1. What is a Statement of Cash Flows (Cash Flow Statement)?
Ans. The Statement of Cash Flows, also known as the Cash Flow Statement, is a financial statement that shows the inflow and outflow of cash within an organization during a specific period. It provides information about the cash generated from operating activities, investing activities, and financing activities. This statement helps in assessing the liquidity, solvency, and overall financial health of a company.
2. What is the purpose of preparing a Statement of Cash Flows?
Ans. The main purpose of preparing a Statement of Cash Flows is to provide users with information regarding the cash inflows and outflows of a company. It helps users to evaluate the company's ability to generate cash, its liquidity, and its ability to meet short-term obligations. Additionally, it assists in identifying the sources and uses of cash, enabling stakeholders to make informed decisions about the company's financial position.
3. How is the Statement of Cash Flows different from other financial statements?
Ans. Unlike the Balance Sheet and Income Statement, which focus on the company's financial position and profitability, the Statement of Cash Flows provides information about the cash flow activities of the organization.

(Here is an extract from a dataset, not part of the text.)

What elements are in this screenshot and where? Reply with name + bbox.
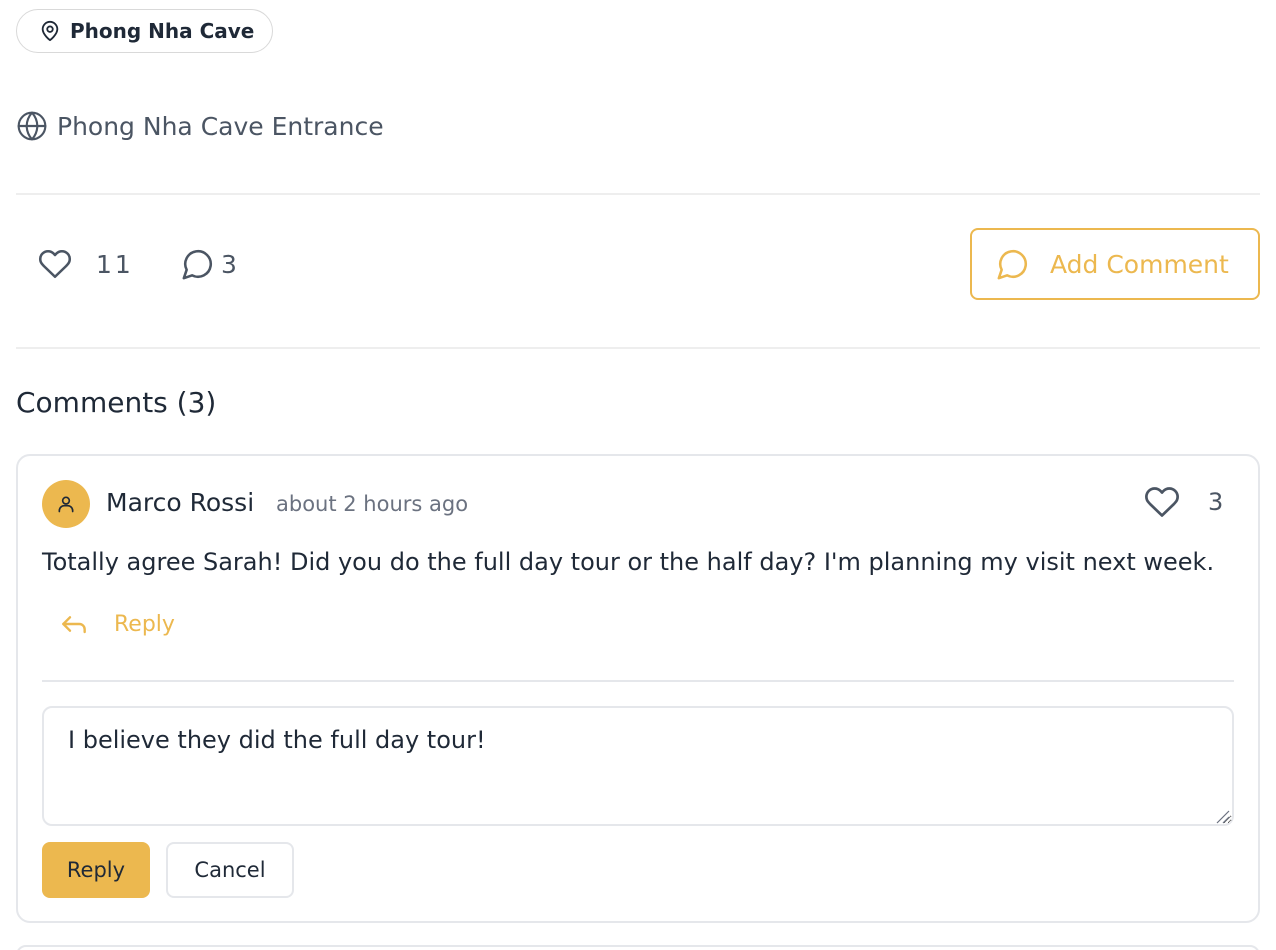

It concentrates on the movement of cash, rather than non-cash items like depreciation or accruals. This statement helps in understanding the cash inflows and outflows, which are essential for assessing the company's liquidity and financial stability.
4. What are the three main sections of the Statement of Cash Flows?
Ans. The Statement of Cash Flows is typically divided into three main sections: Operating Activities, Investing Activities, and Financing Activities. - Operating Activities: This section includes cash flows generated from the company's core business operations, such as cash received from customers and cash paid to suppliers. - Investing Activities: This section includes cash flows related to the purchase or sale of long-term assets, such as property, plant, and equipment, or investments in other companies. - Financing Activities: This section includes cash flows related to the company's financing activities, such as issuing or repurchasing shares, taking loans, or paying dividends.
5. What is the significance of the Statement of Cash Flows for investors and creditors?
Ans. The Statement of Cash Flows is of great significance for both investors and creditors. It provides valuable insights into the company's cash-generating capabilities, its ability to meet short-term obligations, and the sources of cash used for various activities. Investors can use this information to assess the company's financial health, evaluate its cash flow patterns, and make informed investment decisions. Creditors can analyze the cash flow statement to determine whether the company has sufficient cash flows to repay its debts, making it an essential tool for assessing creditworthiness.